Observation of non-trivial superconductivity on surface of type II Weyl semimetal
Topological superconductors, with bulk superconducting gap and Majorana fermion states on the surface or edge, are one of the most sought after quantum materials. Topological superconductivity is of fundamental importance with potentially powerful applications in topological quantum computation. The discovery of Weyl semimetals—in which the conduction and valence bands contact only at Weyl points in the Brillouin zone protected against gap formation by crystalline symmetry or time reversal symmetry—has stimulated great enthusiasm for exploring topological superconductivity in these materials. Especially, the superconductivity from the topological non-trivial surface state of Weyl semimetals could be very attractive but has not been reported yet.

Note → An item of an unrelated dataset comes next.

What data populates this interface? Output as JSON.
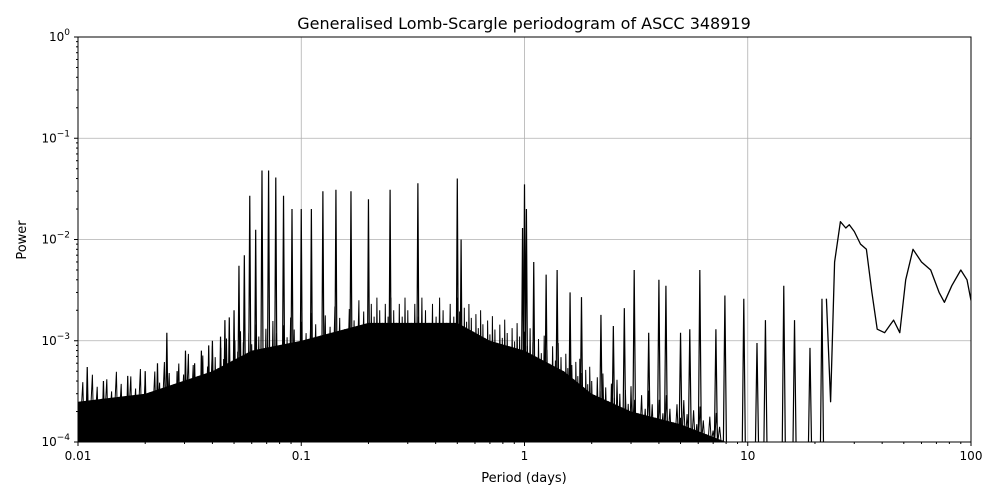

The noncentrosymmetric orthorhombic TaIrTe4, has been considered as a time-reversal invariant Weyl semimetal with the minimal 4 Weyl points. Recently, Prof. Jian Wang and Xiong-Jun Liu at Peking University in collaboration with Minghu Pan at Huazhong University of Science and Technology and others reported the experimental evidences for the unconventional superconductivity generated by the surface states in TaIrTe4 from both scanning tunneling microscopy/ spectroscopy (STM/STS) and electrical transport measurements. They demonstrated the superconductivity of TaIrTe4 by both the superconducting gap from STS and the consistent resistance drop from electrical transport. The thickness-independent of ultralow critical current and angular dependence of upper critical field (Bc2) indicate that the superconductivity occurs only in the surface states. Furthermore, the temperature dependence of Bc2 behavior, the in-plane angle-dependent critical field and the stability of the superconductivity against the magnetization together support the p-wave-like topological nature of the quasi-1D superconductivity.
This discovery of quasi-1D surface superconductivity in Weyl semimetals offers a novel platform for exploring topological superconductors and may contribute to the rapidly developing field of topological quantum computation.